Alison Mosshart

Pin It
Alison Mosshart
Alison MosshartCourtesy of Domino Records

The Kills are celebrating their tenth anniversary this month. Alison Mosshart is jetlagged, having just returned from playing the US with bandmate Jamie Hince...

The Kills are celebrating their tenth anniversary this month. Alison Mosshart is jetlagged, having just returned from playing the US with bandmate Jamie Hince.

"It was incredible," she says, fatigue lifting for the briefest second. "One of the best tours – it feels like we’re really on it right now. I’ve never been more energetic, more flexible; the music has never sounded better; the rooms have never been fuller. All that stuff kind of fell into place – and now I’m doing radio shows at 9:30 in the morning," she laughs.

The sublime video to The Last Goodbye, directed by Samantha Morton, crowns their decade; a song bigger than the band, like the most beguiling natural phenomenon. "It's been a beautiful story," Mosshart considers. "I’ve talked to a few people who say they're touched or affected by that song. And that’s really the goal when you’re an artist or musician, that you make something to give to the world and it makes sense to other people; they can use it for themselves and it can become whatever story they need it to be. That's kind of what music's done for me my whole life, so any chance to give that back is a really big deal. I feel like I'm standing next to it rather than its owner. The video is shockingly stunning, it's another realm – almost an anti music video."

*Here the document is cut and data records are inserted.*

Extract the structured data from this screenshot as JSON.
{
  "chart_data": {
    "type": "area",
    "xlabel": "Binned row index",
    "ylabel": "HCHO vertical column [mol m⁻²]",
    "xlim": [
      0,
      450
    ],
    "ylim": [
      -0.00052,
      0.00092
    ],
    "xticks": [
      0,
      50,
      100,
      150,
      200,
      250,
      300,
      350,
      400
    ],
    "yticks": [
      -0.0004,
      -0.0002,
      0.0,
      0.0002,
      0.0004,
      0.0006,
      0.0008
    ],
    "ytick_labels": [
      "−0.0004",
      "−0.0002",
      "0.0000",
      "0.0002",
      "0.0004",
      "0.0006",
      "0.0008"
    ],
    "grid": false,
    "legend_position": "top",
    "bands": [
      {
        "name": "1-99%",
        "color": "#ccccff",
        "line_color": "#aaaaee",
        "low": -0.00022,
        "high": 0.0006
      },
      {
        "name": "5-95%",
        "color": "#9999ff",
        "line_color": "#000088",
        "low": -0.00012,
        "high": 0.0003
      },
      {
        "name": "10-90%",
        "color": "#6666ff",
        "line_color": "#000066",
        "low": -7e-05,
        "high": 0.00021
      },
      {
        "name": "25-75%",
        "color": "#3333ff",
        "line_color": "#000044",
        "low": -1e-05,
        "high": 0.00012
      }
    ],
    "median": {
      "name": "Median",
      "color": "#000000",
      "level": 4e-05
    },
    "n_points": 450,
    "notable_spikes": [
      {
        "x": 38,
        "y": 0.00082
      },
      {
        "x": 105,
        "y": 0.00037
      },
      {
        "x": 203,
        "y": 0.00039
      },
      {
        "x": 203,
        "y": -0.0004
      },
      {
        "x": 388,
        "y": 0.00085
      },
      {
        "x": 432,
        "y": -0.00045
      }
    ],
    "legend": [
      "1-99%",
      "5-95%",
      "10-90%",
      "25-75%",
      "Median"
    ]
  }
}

Not that there aren't great promos in their back catalogue – Last Day of Magic is a powerful sketch of combustible dynamic. "That was one of the toughest videos to do," she remembers. "Exhausting! The ones we've done with Sophie Muller push the boat out. We have notebooks full of stuff; cameras, look, the way we want it to be. Then on the day we make it up as we go along – we did that with URA Fever, Cheap and Cheerful and Last Day of Magic. All we have is a location and on every single one fun things happened that were unexpected. You go on an adventure, they're almost like little Kills records."

"My Hedi Slimane-designed gold boots have taken me all over the world, they've been on a thousand stages..."

The band met in London over a decade ago, whilst Alison was playing in another group. "I was staying in a flat and Jamie was living above," she remembers. "I always heard him playing guitar – we met because I was fascinated by the sound I was hearing, it was like nothing I'd ever heard. We got talking and he leant me a four track to write my own songs. I'd make all these tapes on the road and I'd send them to him – he felt like my secret team mate. Some of them were crazy: just me talking for an hour, weird sounds of child's toys. I was doing this 12 hours a day! Eventually I said 'Fuck it, I'm gonna move there.' He didn't believe me..."

A week later, Mosshart showed up. With 500 dollars to her name, she had nowhere to live and didn't know anyone else in the city. "Eleven years later, I'm still here," she deadpans. "Jamie came back and after two years we played our first show." The sound of The Kills? Stripped back and spiky, evolving to dark, twisted school playground chants.

Their alter-egos VV and Hotel came before the band even had a name. "Out of a drunken conversation," Mosshart explains. "I mean we haven’t retired [them], it’s other people who talk about it – which was the kind of purpose in the first place. They've been hijacked by our fans which I think is really cool."

Growing up as a skate kid in Florida, Mosshart loved anything "playing on a boombox near a ramp." Fugazi was her favourite band at the age of 11 and at 14 she began performing. High school kids would feed her mixtapes but never bother with the tracklisting. "To this day, every once in a while I hear a song and I'll be like 'what the fuck is that?!' Then I realise it's a missing link to a tape I played to death. It's incredible when that happens, the weirdest feeling."

How artists dressed on sleeves, in fanzines and magazines has always been crucial. "If you were at the record store and you saw somebody that excited or scared you – or just did something for you – you knew immediately you wanted the record," she says. "It's instinctual, a marker – are these my people or not?"

For the past few years, nothing has come between Mosshart and her Hedi Slimane-designed gold boots. "I have so many pairs of them! I've got enough for all of us," she jokes. "And I've worn through all of them so they're not even gold anymore. I kept buying them until they stopped making them. Of the six I had, there's one pair I've never worn, as well as a silver pair still in their box. The rest are so fucked, brown, hard as a rock, with duck tape over them. They've taken me all over the world, they've been on a thousand stages... Maybe one day I'll make a weird sculpture out of them."